The day will feature the Minor Midget Barrie Colts versus the North Central Predators; the Bantam Barrie Sharks will take on the Aurora Panthers and in Minor Atom action, the Barrie Colts versus the North Central Predators.

“The event has grown in large part to the increasing awareness of the importance of mental health in the hockey community,” said Jim Harris, Director of Support Services for the Canadian Mental Health Association (Simcoe County Branch).

“In 2014 after the suicide of former player Terry Trafford, CMHA Ontario and the Ontario Hockey League developed the Talk Today program which provides mental health training and support to players, coaches and billet families. Locally, the CMHA Simcoe County branch and the Barrie Colts work together to support this program but the event could not have grown without the incredible support from the Barrie Colts AAA and North Central Predators organizations. They have been instrumental in supporting the event and this year helped us with adding a girl’s game featuring the Barrie Sharks and Aurora Panthers.”

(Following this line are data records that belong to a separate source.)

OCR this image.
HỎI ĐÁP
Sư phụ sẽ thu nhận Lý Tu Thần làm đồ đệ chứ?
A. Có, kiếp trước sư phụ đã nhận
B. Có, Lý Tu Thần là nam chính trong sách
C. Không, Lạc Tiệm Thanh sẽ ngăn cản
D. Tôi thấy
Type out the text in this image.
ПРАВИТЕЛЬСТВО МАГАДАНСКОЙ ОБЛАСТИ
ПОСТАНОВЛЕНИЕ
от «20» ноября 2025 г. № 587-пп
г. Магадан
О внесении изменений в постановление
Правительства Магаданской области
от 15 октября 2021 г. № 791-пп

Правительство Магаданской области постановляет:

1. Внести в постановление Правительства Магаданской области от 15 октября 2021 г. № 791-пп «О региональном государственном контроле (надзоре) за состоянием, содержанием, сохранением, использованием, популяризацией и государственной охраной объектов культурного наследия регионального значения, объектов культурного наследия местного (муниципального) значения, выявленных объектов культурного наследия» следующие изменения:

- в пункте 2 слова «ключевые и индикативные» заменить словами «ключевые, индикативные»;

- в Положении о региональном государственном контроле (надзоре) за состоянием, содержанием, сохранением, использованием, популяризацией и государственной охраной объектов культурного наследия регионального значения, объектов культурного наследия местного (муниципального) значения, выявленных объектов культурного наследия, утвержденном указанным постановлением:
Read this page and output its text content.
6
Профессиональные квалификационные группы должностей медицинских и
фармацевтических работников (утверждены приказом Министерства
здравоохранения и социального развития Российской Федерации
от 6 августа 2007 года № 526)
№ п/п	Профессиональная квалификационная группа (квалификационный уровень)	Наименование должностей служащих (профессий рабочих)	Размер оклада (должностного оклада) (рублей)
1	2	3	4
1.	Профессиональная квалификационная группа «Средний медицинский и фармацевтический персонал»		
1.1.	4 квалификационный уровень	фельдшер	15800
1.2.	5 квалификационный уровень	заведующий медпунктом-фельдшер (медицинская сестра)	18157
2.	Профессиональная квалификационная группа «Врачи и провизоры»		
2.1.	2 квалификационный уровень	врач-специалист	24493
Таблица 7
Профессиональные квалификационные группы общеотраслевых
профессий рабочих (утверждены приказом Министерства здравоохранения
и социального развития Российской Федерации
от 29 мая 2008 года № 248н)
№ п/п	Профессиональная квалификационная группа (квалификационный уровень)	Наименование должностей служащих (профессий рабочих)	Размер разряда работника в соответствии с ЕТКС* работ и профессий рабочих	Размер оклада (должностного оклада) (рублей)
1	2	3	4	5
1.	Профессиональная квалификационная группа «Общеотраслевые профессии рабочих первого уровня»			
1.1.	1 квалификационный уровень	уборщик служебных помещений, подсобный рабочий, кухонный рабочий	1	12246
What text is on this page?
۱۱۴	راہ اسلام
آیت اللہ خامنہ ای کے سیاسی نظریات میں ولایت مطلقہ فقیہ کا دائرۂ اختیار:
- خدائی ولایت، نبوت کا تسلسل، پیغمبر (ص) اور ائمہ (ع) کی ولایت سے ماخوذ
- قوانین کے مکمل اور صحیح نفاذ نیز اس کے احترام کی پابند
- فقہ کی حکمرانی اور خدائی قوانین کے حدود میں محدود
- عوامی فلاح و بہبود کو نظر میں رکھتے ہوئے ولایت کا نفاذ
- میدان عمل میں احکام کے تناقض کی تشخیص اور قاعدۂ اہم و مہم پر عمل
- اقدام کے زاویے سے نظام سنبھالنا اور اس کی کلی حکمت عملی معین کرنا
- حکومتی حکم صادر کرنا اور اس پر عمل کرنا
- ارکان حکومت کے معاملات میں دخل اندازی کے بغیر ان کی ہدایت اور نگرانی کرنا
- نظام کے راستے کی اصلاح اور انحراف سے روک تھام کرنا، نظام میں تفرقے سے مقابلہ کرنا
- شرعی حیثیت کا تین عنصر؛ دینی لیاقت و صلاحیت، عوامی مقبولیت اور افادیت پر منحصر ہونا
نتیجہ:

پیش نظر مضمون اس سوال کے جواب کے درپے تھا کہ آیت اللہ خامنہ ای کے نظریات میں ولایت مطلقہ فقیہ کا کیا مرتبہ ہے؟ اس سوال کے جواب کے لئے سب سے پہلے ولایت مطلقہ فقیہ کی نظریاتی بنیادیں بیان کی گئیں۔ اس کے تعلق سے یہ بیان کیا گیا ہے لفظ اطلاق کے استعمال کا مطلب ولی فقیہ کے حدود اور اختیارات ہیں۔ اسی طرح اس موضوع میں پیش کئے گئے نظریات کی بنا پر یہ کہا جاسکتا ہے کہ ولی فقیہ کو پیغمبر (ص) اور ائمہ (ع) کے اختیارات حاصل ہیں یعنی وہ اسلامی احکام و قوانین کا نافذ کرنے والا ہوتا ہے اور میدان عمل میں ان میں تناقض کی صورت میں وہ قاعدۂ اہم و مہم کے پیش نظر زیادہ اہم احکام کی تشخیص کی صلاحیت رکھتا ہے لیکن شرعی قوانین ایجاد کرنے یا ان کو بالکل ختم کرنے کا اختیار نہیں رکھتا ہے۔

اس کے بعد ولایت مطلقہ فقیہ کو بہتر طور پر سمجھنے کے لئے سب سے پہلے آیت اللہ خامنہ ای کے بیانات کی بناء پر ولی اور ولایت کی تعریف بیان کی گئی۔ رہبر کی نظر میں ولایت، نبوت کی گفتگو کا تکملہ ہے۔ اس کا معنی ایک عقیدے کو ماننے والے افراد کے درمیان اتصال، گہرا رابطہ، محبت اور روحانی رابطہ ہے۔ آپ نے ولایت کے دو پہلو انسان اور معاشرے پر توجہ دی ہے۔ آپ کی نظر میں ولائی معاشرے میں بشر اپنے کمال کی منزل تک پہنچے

Last year’s event happened on the night of a terrible winter storm but still raised for $17,000 and had 1,300 dedicated hockey fans cheering on the teams.

“The money raised will support CMHA’s Youth Services Program and enhancements to its new facility as well as continued efforts to provide mental health education and awareness in our community,” said Harris.

Start Talking is a campaign on behalf of Simcoe County Mental Health Awareness and led by members of the Canadian Mental Health Association Simcoe County Branch. Long considered an issue that was best left not talked about, mental health and particularly suicide has been brought to the forefront in recent years as the numbers and statistics have been astonishing.

In 2009, there were 3,890 suicides in Canada and those numbers continue to climb each year.

“Suicide is the leading cause of non-accidental death for youth in Canada and Simcoe County,” said Harris. “Youth between the ages of 16-24 have the highest rates of suicide and depression is a common factor in suicide. Alcohol and drugs are factors in 85 per cent of suicides which is why the CMHA’s Start Talking about Coping and Drugs (STACD) program has worked to address this in local elementary and high schools over the past three years. Eight of ten people who die by suicide give clues to their intention and our Education and Training is avertable to help us identify these important clues and risk factors.”

The Start Talking Cup takes place January 22 at the Barrie Molson Centre with tickets being $2. 

The event runs from 1:30 p.m. to 7:30 p.m. with the AAA Minor Atom Barrie Colts vs. North Central Predators up first, followed by the first ever girls game involving the AA Barrie Sharks vs. the Aurora Panthers and ending with a battle between the AAA Minor Midget Barrie Colts and the Orillia North Central Predators.